Lo que más me gusta de Beck es que parece ser un músico verdaderamente impredecible. Un día puede ser el Beck sarcástico interpretando canciones de rock lo-fi y al día siguiente puede ser el Beck que experimenta con la tropicália y el funk. Basta con ver su 2013: a principios de año estaba reinterpretando un clásico de David Bowie con una orquesta, después se fue a Nashville a grabar en los estudios de Jack White, estrenó varios sencillos con tintes electrónicos y llevó su álbum de partituras a la realidad con una serie de conciertos en los que tocó con todos, desde Jarvis Cocker hasta Juanes.

¿Su siguiente movimiento? Arrancar 2014 con un álbum radicalmente diferente, uno que su disquera ha insistido hasta el cansancio en nombrar como la secuela de su aclamado Sea Change de 2002. La verdad es que Morning Phase, el primer disco en forma de Beck desde 2008, sí comparte muchas cosas con Sea Change pero es un error asumir que es la segunda parte del álbum.

Morning Phase es una obra completamente diferente que muestra otra cara de la misma situación. También habla sobre la soledad, sobre la tristeza y lo que parece ser una relación perdida pero, a diferencia de Sea Change, lo hace desde un punto de vista más positivo, uno en el que se recuerda la relación con cariño y hasta cierto agradecimiento de haberlo vivido. Aquí no hay causas perdidas, solo experiencias vividas.

El álbum es agridulce y canciones como “Unforgiven” capturan la tristeza de algo que ya no está, mientras que la primera canción (“Morning”), tiene una calidez que se siente como ese último suspiro antes de aceptar lo sucedido y seguir adelante.

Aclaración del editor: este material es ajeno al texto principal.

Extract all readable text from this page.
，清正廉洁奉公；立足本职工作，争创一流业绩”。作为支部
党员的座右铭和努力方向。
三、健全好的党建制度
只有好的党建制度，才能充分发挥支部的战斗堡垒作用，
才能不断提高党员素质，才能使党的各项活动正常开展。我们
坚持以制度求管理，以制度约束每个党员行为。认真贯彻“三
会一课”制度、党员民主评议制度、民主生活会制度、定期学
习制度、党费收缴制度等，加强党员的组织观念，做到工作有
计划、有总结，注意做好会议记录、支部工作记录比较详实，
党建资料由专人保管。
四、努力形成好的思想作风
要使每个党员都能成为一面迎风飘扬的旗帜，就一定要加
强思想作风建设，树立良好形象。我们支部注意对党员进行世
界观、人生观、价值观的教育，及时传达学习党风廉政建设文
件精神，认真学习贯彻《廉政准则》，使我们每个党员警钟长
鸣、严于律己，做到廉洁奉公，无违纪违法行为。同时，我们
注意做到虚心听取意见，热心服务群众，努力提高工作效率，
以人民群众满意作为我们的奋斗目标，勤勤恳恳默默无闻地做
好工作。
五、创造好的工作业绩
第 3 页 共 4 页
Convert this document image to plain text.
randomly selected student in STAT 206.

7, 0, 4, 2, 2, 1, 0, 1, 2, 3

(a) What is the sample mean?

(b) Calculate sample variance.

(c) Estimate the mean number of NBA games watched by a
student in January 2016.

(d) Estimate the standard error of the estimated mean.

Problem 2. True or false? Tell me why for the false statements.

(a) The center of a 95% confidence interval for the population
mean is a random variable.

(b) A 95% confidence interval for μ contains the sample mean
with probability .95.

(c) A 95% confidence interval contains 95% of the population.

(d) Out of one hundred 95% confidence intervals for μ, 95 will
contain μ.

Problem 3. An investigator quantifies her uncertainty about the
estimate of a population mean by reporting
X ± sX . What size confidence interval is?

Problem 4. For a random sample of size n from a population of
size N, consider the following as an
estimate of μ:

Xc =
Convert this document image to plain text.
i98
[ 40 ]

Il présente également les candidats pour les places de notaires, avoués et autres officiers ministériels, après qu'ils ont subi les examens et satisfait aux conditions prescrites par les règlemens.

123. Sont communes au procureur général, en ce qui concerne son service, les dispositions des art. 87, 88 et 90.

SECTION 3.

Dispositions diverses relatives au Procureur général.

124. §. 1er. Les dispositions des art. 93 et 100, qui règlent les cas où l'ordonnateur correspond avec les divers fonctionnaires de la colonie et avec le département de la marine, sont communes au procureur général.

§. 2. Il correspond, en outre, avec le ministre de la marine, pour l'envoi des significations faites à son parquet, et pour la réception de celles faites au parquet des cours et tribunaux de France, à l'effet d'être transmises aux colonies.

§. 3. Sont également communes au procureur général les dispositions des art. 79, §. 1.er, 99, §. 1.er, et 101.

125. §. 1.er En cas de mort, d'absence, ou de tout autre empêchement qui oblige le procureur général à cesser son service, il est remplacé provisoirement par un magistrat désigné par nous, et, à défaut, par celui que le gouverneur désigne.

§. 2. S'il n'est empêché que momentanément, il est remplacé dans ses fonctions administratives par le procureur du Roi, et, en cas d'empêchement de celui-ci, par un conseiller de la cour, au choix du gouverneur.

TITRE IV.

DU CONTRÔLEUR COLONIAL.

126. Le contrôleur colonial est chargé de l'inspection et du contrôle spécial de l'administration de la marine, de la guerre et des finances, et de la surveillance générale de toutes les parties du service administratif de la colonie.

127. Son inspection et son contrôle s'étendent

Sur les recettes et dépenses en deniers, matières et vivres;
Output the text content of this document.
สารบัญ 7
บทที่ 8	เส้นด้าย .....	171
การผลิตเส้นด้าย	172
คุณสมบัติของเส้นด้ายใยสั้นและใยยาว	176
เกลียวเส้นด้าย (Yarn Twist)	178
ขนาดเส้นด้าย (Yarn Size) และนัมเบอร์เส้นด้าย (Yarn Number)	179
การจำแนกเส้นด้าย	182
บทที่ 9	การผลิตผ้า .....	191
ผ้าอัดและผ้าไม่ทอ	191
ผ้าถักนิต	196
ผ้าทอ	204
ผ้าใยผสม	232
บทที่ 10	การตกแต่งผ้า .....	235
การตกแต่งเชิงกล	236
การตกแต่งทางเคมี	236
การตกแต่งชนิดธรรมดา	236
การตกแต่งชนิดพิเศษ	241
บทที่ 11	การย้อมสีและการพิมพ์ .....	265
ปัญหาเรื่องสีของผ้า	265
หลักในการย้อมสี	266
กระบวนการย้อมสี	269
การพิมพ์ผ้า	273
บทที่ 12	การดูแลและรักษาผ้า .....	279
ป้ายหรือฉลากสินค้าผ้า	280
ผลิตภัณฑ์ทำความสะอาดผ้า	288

Las dos partes encuentran su clímax en el sencillo “Blue Moon”, una letra devastadora sobre la soledad que es acompañada por la calidez musical presente en el resto del LP, como dos fuerzas que chocan para abrir el camino para algo nuevo.

Musicalmente hablando, Morning Phase es un disco que parece haber sido creado siguiendo la tradición de los músicos folk de los setenta. Hay Neil Young y Nick Drake en la venas del álbum y canciones como “Don’t Let It Go” y “Blackbird Chain” giran en torno a Beck y su guitarra acústica. A pesar de que eso es la fuerza principal del álbum, parece que cada canción debe de ser escuchada tres o cuatro veces para verdaderamente entrar la complejidad de las (sencillas pero múltiples) capas sonoras que las conforman.

Entre esas capas están la armónica de “Country Down”, los arreglos de “Phase” y “Cycle” o el final de “Blue Moon”. “Wave” reúne la nostálgica voz de Beck con una orquesta para crear una canción que suena poderosa, tanto que podría ser el clímax del soundtrack de alguna película de época. “Waking Light”, encargada de cerrar el disco, comienza como una versión moderna de “Landslide” de Fleetwood Mac pero conforme va avanzando se agregan coros distantes, una sección de cuerdas y finalmente toda una orquesta que musicalmente simula un amanecer, el final de la mañana que aparece como símbolo en todo el álbum.

Beck regresó después de años y lo hizo con uno de los mejores álbumes de su carrera. Un disco que con paz, guitarras acústicas, calidez, una orquesta y un toque agridulce nos recuerda que lo más importante en cada historia es el viaje y no el destino.